Investigations for the report released by Clifford Chance commenced in February 2019 following allegations into money-laundering from high-risk individuals across the Baltic region from January 2007 through March 2019.

The findings underscore the necessity for every operational level within financial institutions to maintain and develop AML procedures that meet compliance thresholds and pre-empt regulatory changes. With the 6th Anti Money Laundering Directive (6AMLD) looming, the stakes for financial decision-makers have never been so high.

Be preemptive, not reactive, to meet AML requirements

David DiBari, practice area leader for US litigation & dispute resolution, co-head of Clifford Chance's global risk team and lead partner for the Swedbank investigation, tells Finextra Research that the wider banking industry should learn from the report findings.

“It is important for senior management to engage in adequate challenges and to seek appropriate assurances that risks have been adequately identified, analysed, and mitigated to an agreed risk tolerance.”

In its investigation of Swedbank’s public disclosures, the report found “certain statements made during October 2018 and February 2019 by Swedbank and its executives concerning Swedbank’s historical AML compliance, then current AML compliance, and exposure to certain types of AML risk, were inaccurate or presented without sufficient context.”

The bank was found to be actively targeting high-risk individuals across the Baltics, and 586 transactions totalling $4.8 million during the period investigated may have broken US sanctions.

CEOs and Board members would do well to heed DiBari’s advice, given the intensification of criminal liability under the sixth Anti Money Laundering Directive in the EU.

Michael Lyons, partner, Clifford Chance, comments that “in general terms, the 6th EU money-laundering directive broadens and harmonises the scope of the underlying criminal offence of money laundering across EU member states.”

Article 5 of the Directive extends penalties for money laundering to natural persons, with Article 7 setting out the liability of individuals who failed to adequately supervise or control those (for example employees) who carried out the offence.

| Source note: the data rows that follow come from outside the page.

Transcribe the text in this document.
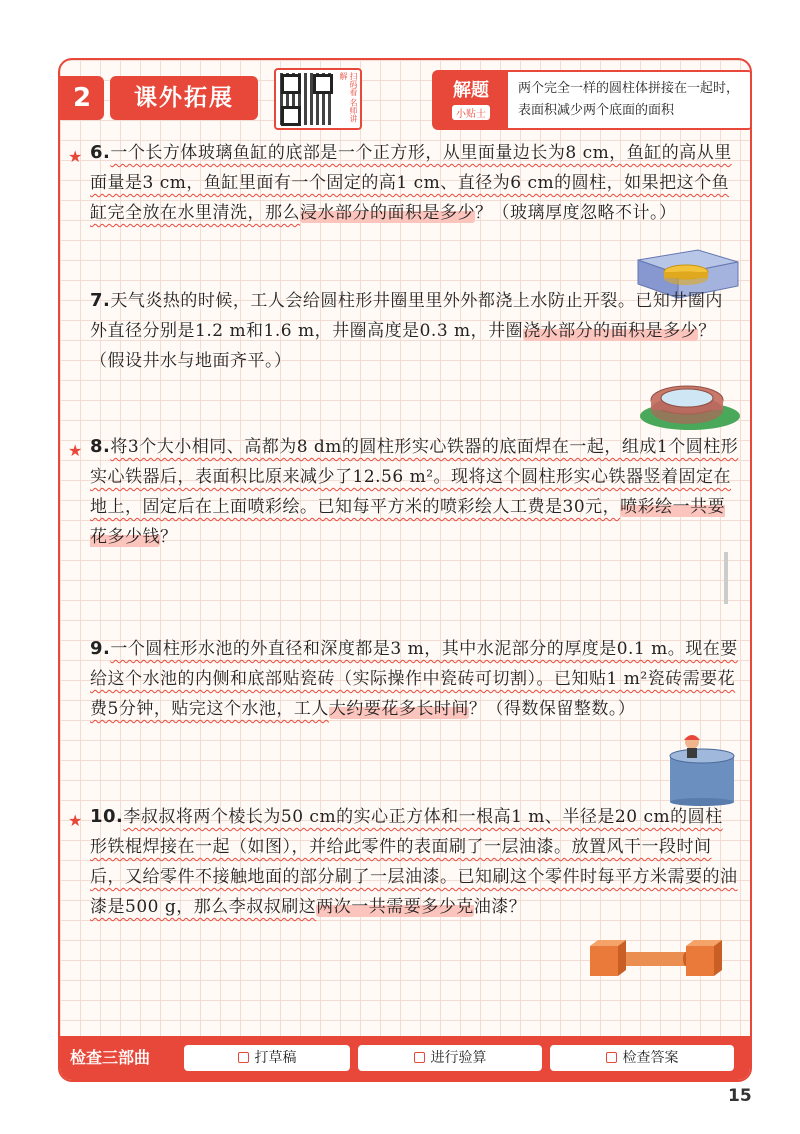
2	课外拓展	扫码看 名师讲解
解题
小贴士
两个完全一样的圆柱体拼接在一起时，表面积减少两个底面的面积
★ 6.一个长方体玻璃鱼缸的底部是一个正方形，从里面量边长为8 cm，鱼缸的高从里面量是3 cm，鱼缸里面有一个固定的高1 cm、直径为6 cm的圆柱，如果把这个鱼缸完全放在水里清洗，那么浸水部分的面积是多少？（玻璃厚度忽略不计。）
7.天气炎热的时候，工人会给圆柱形井圈里里外外都浇上水防止开裂。已知井圈内外直径分别是1.2 m和1.6 m，井圈高度是0.3 m，井圈浇水部分的面积是多少？（假设井水与地面齐平。）
★ 8.将3个大小相同、高都为8 dm的圆柱形实心铁器的底面焊在一起，组成1个圆柱形实心铁器后，表面积比原来减少了12.56 m²。现将这个圆柱形实心铁器竖着固定在地上，固定后在上面喷彩绘。已知每平方米的喷彩绘人工费是30元，喷彩绘一共要花多少钱？
9.一个圆柱形水池的外直径和深度都是3 m，其中水泥部分的厚度是0.1 m。现在要给这个水池的内侧和底部贴瓷砖（实际操作中瓷砖可切割）。已知贴1 m²瓷砖需要花费5分钟，贴完这个水池，工人大约要花多长时间？（得数保留整数。）
★ 10.李叔叔将两个棱长为50 cm的实心正方体和一根高1 m、半径是20 cm的圆柱形铁棍焊接在一起（如图），并给此零件的表面刷了一层油漆。放置风干一段时间后，又给零件不接触地面的部分刷了一层油漆。已知刷这个零件时每平方米需要的油漆是500 g，那么李叔叔刷这两次一共需要多少克油漆？
检查三部曲	打草稿	进行验算	检查答案
15
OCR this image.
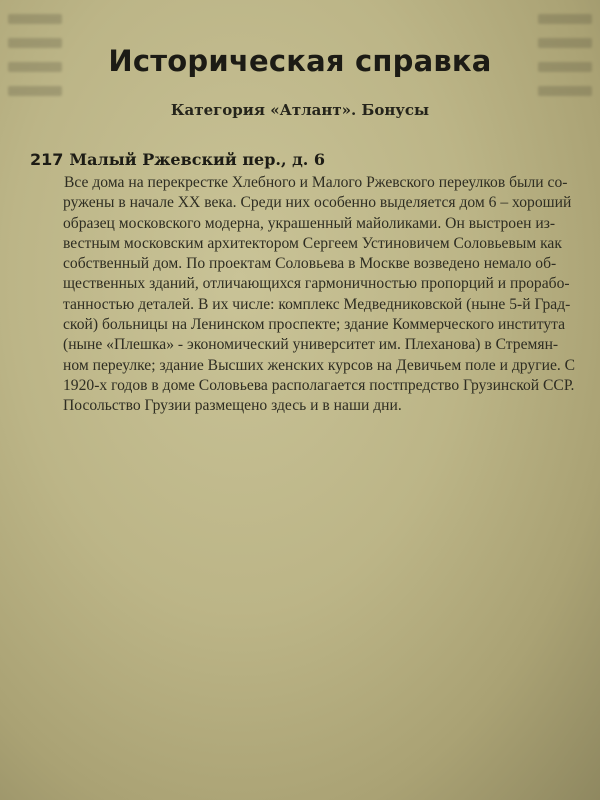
Историческая справка

Категория «Атлант». Бонусы

217 Малый Ржевский пер., д. 6
Все дома на перекрестке Хлебного и Малого Ржевского переулков были со-
ружены в начале XX века. Среди них особенно выделяется дом 6 – хороший
образец московского модерна, украшенный майоликами. Он выстроен из-
вестным московским архитектором Сергеем Устиновичем Соловьевым как
собственный дом. По проектам Соловьева в Москве возведено немало об-
щественных зданий, отличающихся гармоничностью пропорций и прорабо-
танностью деталей. В их числе: комплекс Медведниковской (ныне 5-й Град-
ской) больницы на Ленинском проспекте; здание Коммерческого института
(ныне «Плешка» - экономический университет им. Плеханова) в Стремян-
ном переулке; здание Высших женских курсов на Девичьем поле и другие. С
1920-х годов в доме Соловьева располагается постпредство Грузинской ССР.
Посольство Грузии размещено здесь и в наши дни.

While the issues Clifford Chance investigated at Swedbank related principally to the extent in which Swedbank had effective controls to detect and prevent money laundering among/by its customers, Lyons adds that “there is no doubt that that [6AMLD] may have a deterrent effect.”

“All international operating financial institutions would be well advised to closely scrutinise their AML risk assessment processes and to consider the lessons from enforcement actions involving other financial institutions.”

In the report the former chief executives Michael Wolf and Birgitte Bonnesen, in charge from 2009-2016 and 2016-2019 respectively, were found to “lack adequate appreciation for the severe risk” presented by non-resident business originating in Estonia, Latvia and Lithuania. The severance pay of Ms Bonnesen was “unilaterally cancelled” by Swedbank.

DiBari emphasises that a key lesson to be taken from the investigation is that change and responsibility at the top levels of the banking industry must be rigorous and continual: “In the global financial services industry, I think the greater awareness of the need for senior management and at Board level to devote adequate resources to identify, assess and mitigate risk has gone a long way toward identifying significant systemic compliance failures.”

“However, with every technological advance in compliance, there seems to be at least an equal advancement by those parties seeking to frustrate the efforts of compliance. It is a classic struggle for financial institutions against the backdrop of rising regulatory expectations and rapidly developing technological advances.”

Listing challenges resulting from Covid-19 including changed work environments, changed customer transaction activity that no longer matches historic expected patterns, new typologies of attempted fraud by those seeking to illicitly take advantage of the current situation, DiBari emphasises that this internal AML scrutiny must be maintained if not heightened across the industry: “This is particularly important in the current unprecedented environment.”